Talsma (U.S. Pat. No. 3,255,027) discloses forming a particulate mixture comprising up to 81 weight percent filler, an aluminum alloy particulate and at least about 0.02 weight percent of the aluminum alloy as a fluxing agent which is preferably a metal oxide or hydroxide. The particulate mixture is fired in an oxygen-containing atmosphere to a temperature of at least 600.degree. C. for a time sufficient to convert at least 11 percent of the aluminum to aluminum oxide. The formed body comprises 15-95 percent by volume porosity, less than 81 percent by weight of filler, less than 81 percent by weight of residual aluminum alloy and at least 19 percent by weight of aluminum oxide. However, Talsma teaches away from the use of a nitrogen-containing atmosphere.
Bechtold (U.S. Pat. No. 3,262,763) discloses refractory bodies produced by heating compacts which comprise by weight about 16-70 percent aluminum, 15-85 percent silicon nitride, 1-45 percent boron in a nitrogen or oxygen-containing atmosphere to a temperature between about 700.degree.
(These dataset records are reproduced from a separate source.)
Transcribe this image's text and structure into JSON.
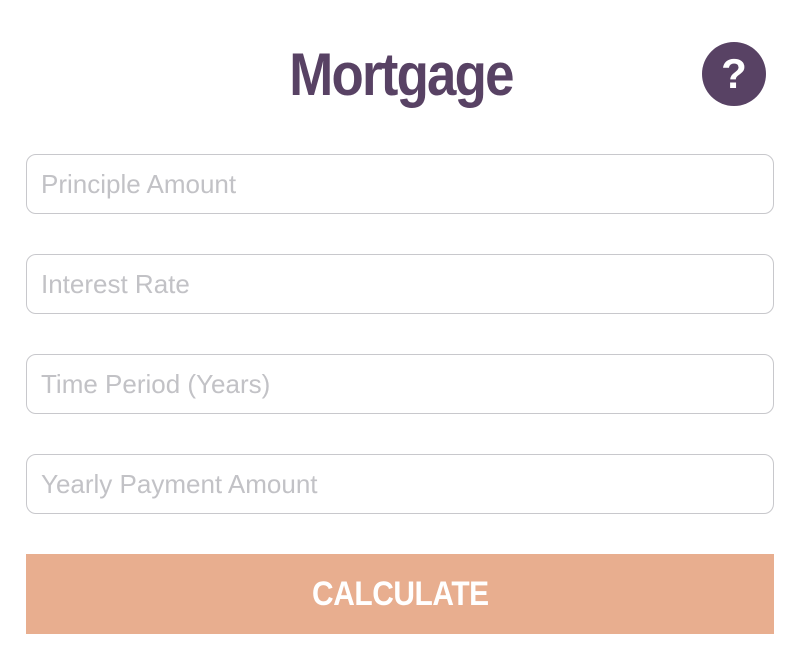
{
  "header": {
    "title": "Mortgage",
    "help_label": "?"
  },
  "form": {
    "fields": [
      {
        "placeholder": "Principle Amount",
        "value": ""
      },
      {
        "placeholder": "Interest Rate",
        "value": ""
      },
      {
        "placeholder": "Time Period (Years)",
        "value": ""
      },
      {
        "placeholder": "Yearly Payment Amount",
        "value": ""
      }
    ],
    "submit_label": "CALCULATE"
  },
  "colors": {
    "brand_purple": "#584264",
    "button_peach": "#e8ae8f",
    "field_border": "#c8c8cc",
    "placeholder_gray": "#c2c2c6"
  },
  "icons": {
    "help": "help-icon"
  }
}
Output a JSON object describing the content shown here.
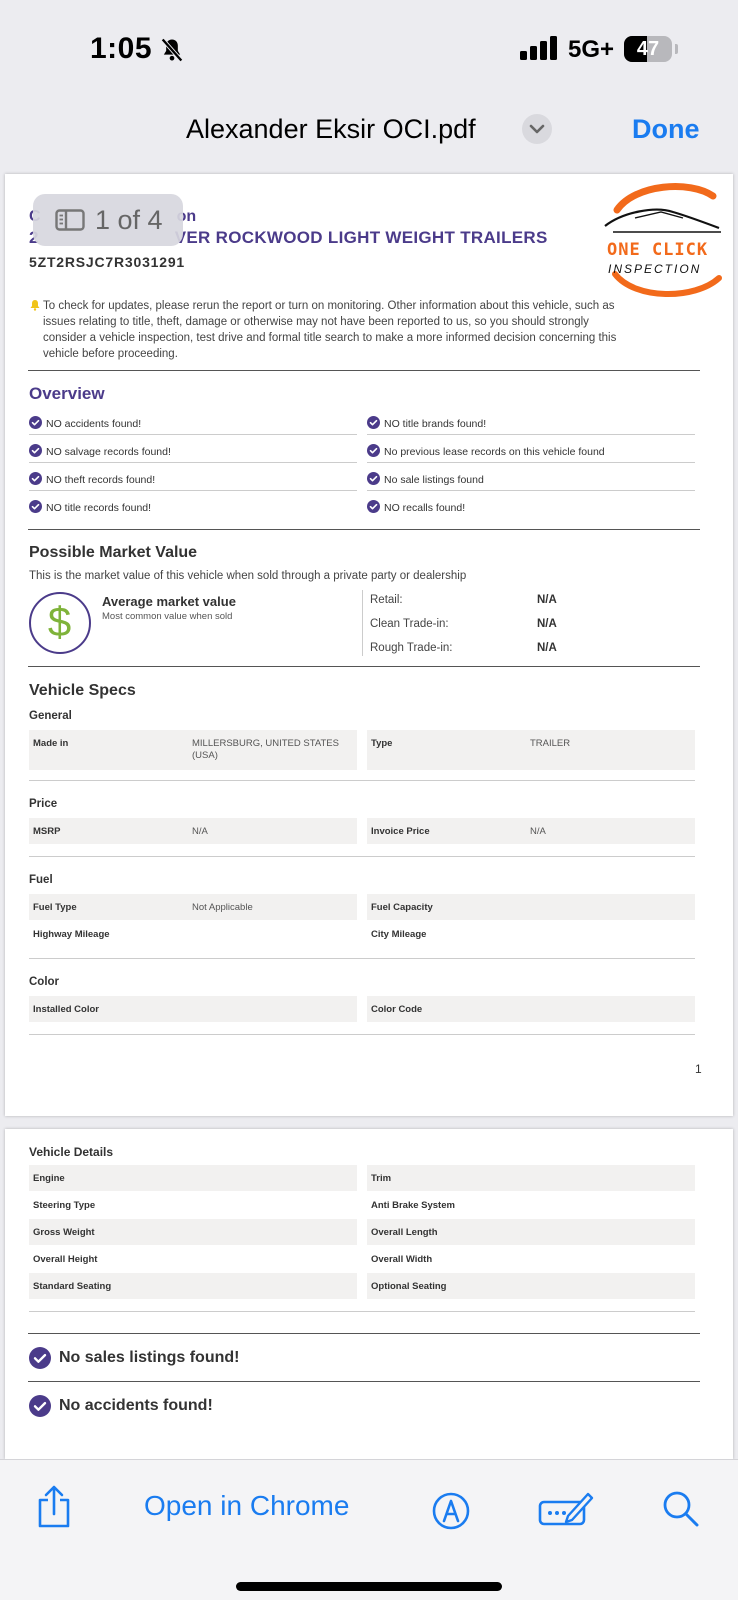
{
  "status_bar": {
    "time": "1:05",
    "network": "5G+",
    "battery": "47"
  },
  "nav": {
    "title": "Alexander Eksir OCI.pdf",
    "done": "Done"
  },
  "page_counter": "1 of 4",
  "report": {
    "subtitle": "C",
    "subtitle_end": "on",
    "title_start": "2",
    "title_end": "VER ROCKWOOD LIGHT WEIGHT TRAILERS",
    "vin": "5ZT2RSJC7R3031291",
    "logo": {
      "line1": "ONE CLICK",
      "line2": "INSPECTION"
    },
    "notice": "To check for updates, please rerun the report or turn on monitoring. Other information about this vehicle, such as issues relating to title, theft, damage or otherwise may not have been reported to us, so you should strongly consider a vehicle inspection, test drive and formal title search to make a more informed decision concerning this vehicle before proceeding."
  },
  "overview": {
    "heading": "Overview",
    "left": [
      "NO accidents found!",
      "NO salvage records found!",
      "NO theft records found!",
      "NO title records found!"
    ],
    "right": [
      "NO title brands found!",
      "No previous lease records on this vehicle found",
      "No sale listings found",
      "NO recalls found!"
    ]
  },
  "market_value": {
    "heading": "Possible Market Value",
    "subtitle": "This is the market value of this vehicle when sold through a private party or dealership",
    "symbol": "$",
    "avg_label": "Average market value",
    "avg_sub": "Most common value when sold",
    "rows": [
      {
        "label": "Retail:",
        "value": "N/A"
      },
      {
        "label": "Clean Trade-in:",
        "value": "N/A"
      },
      {
        "label": "Rough Trade-in:",
        "value": "N/A"
      }
    ]
  },
  "specs": {
    "heading": "Vehicle Specs",
    "general": {
      "label": "General",
      "made_in_k": "Made in",
      "made_in_v": "MILLERSBURG, UNITED STATES (USA)",
      "type_k": "Type",
      "type_v": "TRAILER"
    },
    "price": {
      "label": "Price",
      "msrp_k": "MSRP",
      "msrp_v": "N/A",
      "invoice_k": "Invoice Price",
      "invoice_v": "N/A"
    },
    "fuel": {
      "label": "Fuel",
      "type_k": "Fuel Type",
      "type_v": "Not Applicable",
      "capacity_k": "Fuel Capacity",
      "highway_k": "Highway Mileage",
      "city_k": "City Mileage"
    },
    "color": {
      "label": "Color",
      "installed_k": "Installed Color",
      "code_k": "Color Code"
    }
  },
  "page_number": "1",
  "details": {
    "heading": "Vehicle Details",
    "left": [
      "Engine",
      "Steering Type",
      "Gross Weight",
      "Overall Height",
      "Standard Seating"
    ],
    "right": [
      "Trim",
      "Anti Brake System",
      "Overall Length",
      "Overall Width",
      "Optional Seating"
    ]
  },
  "summary": {
    "sales": "No sales listings found!",
    "accidents": "No accidents found!"
  },
  "toolbar": {
    "open_in": "Open in Chrome"
  },
  "colors": {
    "accent": "#1a7cf0",
    "report_purple": "#4b3b8a",
    "logo_orange": "#f26a1b",
    "dollar_green": "#7fb33a"
  }
}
C. and about 1500.degree. C. The bodies so formed contain some porosity and at least about 5 percent excess aluminum or silicon. The bodies may be electrically conductive or insulating. However, Bethtold does not teach the use of a substantially inert filler material to serve as a reinforcement phase for the body to be produced.
Bawa (U.S. Pat. No. 3,421,863) discloses a method for making a cermet material which is electrically insulating at elevated temperatures. The method comprises compression molding a particulate mass comprising 80-98 percent by weight of aluminum powder and 2-20 percent of aluminum silicate powder (such as Kaolin clay) and firing in an oxygen-containing atmosphere for about 4-8 hours at a temperature between about 1000.degree. C. and about 1400.degree. C. Bawa does not disclose the use of a nitrogenous atmosphere to produce an aluminum nitride-based ceramic body.
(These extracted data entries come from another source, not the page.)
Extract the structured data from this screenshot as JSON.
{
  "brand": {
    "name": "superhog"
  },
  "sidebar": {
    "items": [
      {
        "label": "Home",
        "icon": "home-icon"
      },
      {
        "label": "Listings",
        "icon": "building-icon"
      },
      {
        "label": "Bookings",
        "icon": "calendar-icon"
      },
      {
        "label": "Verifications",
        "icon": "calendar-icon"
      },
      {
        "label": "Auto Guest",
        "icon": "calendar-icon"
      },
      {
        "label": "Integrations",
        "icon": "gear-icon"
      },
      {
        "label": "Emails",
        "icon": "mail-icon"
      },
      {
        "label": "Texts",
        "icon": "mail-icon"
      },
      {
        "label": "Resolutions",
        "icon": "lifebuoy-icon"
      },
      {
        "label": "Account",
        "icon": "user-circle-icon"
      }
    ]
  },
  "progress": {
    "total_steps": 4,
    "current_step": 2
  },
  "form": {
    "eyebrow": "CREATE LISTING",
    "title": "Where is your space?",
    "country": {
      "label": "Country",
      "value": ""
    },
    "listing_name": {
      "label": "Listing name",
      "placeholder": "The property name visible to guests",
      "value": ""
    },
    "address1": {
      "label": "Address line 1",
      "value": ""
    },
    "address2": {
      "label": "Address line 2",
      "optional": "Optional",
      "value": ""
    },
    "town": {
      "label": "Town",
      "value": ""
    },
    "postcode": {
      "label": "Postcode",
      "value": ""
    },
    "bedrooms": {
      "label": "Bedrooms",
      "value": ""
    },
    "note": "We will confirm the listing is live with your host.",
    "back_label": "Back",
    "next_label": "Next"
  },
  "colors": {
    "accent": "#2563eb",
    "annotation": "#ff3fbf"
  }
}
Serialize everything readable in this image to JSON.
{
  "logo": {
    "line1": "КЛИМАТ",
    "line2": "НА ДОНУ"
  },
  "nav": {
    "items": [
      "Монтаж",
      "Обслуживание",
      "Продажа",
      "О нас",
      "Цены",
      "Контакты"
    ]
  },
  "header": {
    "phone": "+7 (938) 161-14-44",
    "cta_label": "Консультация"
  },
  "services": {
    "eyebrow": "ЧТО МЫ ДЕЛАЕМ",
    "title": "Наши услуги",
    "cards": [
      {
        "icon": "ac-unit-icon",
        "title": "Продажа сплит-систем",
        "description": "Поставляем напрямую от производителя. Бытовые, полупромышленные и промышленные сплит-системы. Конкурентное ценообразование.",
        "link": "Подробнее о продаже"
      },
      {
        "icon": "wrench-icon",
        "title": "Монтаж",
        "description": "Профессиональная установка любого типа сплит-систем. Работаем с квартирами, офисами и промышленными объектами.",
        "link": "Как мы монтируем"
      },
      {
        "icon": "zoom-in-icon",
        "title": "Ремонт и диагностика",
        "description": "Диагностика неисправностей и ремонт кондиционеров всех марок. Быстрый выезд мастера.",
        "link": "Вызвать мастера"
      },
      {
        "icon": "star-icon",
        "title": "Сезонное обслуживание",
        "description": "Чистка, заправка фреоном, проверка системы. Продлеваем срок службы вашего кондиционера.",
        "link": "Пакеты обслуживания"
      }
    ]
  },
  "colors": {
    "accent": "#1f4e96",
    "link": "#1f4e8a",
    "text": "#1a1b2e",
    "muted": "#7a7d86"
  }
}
Seufert (U.S. Pat. No. 3,437,468) discloses certain composite materials made by a reaction process with molten aluminum. However, the matrix constituent of these materials inherently contains a large amount of magnesium aluminate spinel, a material of less desirable properties (for example, lower hardness) than certain other ceramics such as aluminum oxide. In addition, the process of the Seufert Patent requires that the ceramics be formed, in major part, by reaction of aluminum with magnesium oxide and silicon dioxide (in free or combined form) which reduces the flexibility of the process and dictates that substantial amounts of silicon (in addition to magnesium aluminate) will be present in the matrix of the final ceramic product.
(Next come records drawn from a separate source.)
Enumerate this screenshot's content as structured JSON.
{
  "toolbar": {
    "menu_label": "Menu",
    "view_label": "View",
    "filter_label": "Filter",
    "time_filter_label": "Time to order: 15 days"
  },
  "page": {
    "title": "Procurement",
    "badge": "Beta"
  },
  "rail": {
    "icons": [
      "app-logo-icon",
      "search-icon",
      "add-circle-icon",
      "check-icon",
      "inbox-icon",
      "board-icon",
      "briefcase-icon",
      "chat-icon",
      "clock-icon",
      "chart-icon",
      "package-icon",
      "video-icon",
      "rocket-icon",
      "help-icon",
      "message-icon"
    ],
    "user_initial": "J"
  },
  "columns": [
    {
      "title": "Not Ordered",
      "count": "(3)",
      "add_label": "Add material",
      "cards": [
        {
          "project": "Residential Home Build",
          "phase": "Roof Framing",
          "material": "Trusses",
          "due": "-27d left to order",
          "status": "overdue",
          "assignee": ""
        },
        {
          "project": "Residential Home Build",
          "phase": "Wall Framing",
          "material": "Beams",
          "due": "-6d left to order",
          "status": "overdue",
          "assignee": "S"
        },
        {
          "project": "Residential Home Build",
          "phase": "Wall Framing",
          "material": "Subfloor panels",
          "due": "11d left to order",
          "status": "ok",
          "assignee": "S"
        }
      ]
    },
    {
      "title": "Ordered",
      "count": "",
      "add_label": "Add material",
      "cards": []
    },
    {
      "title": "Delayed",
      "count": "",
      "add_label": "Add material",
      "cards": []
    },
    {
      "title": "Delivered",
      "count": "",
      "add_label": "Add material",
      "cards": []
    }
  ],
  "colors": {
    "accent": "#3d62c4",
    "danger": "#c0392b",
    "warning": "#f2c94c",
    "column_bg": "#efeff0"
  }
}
Oberlin (U.S. Pat. No. 3,473,938) discloses a method for producing an aluminum oxide-based honeycomb structure by coating an aluminum honeycomb structure with a composition comprising 2-25 percent by weight of vanadium oxide (B.sub.2 O.sub.5), 10-98 percent of a fluxing agent comprising alkali metal silicates and alkaline earth silicates, and 0-90 percent of one or more of the following: Al.sub.2 O.sub.3, MgO, Cr.sub.2 O.sub.3, TiO.sub.2, ZrSiO.sub.4, MgSiO.sub.3, M-silicate and Al. The coated aluminum honeycomb structure is then heated in an oxygen atmosphere for at least 8 hours at a temperature between about 600.degree. C. and about 900.degree. C., then at least 10 hours at a temperature between about 900.degree. C. and the melting point of the formed body. Again, Oberlin does not disclose the use of a nitrogenous atmosphere to produce aluminum nitride. Further, Oberlin uses a single body of metal and not a plurality of finely divided parent metal bodies.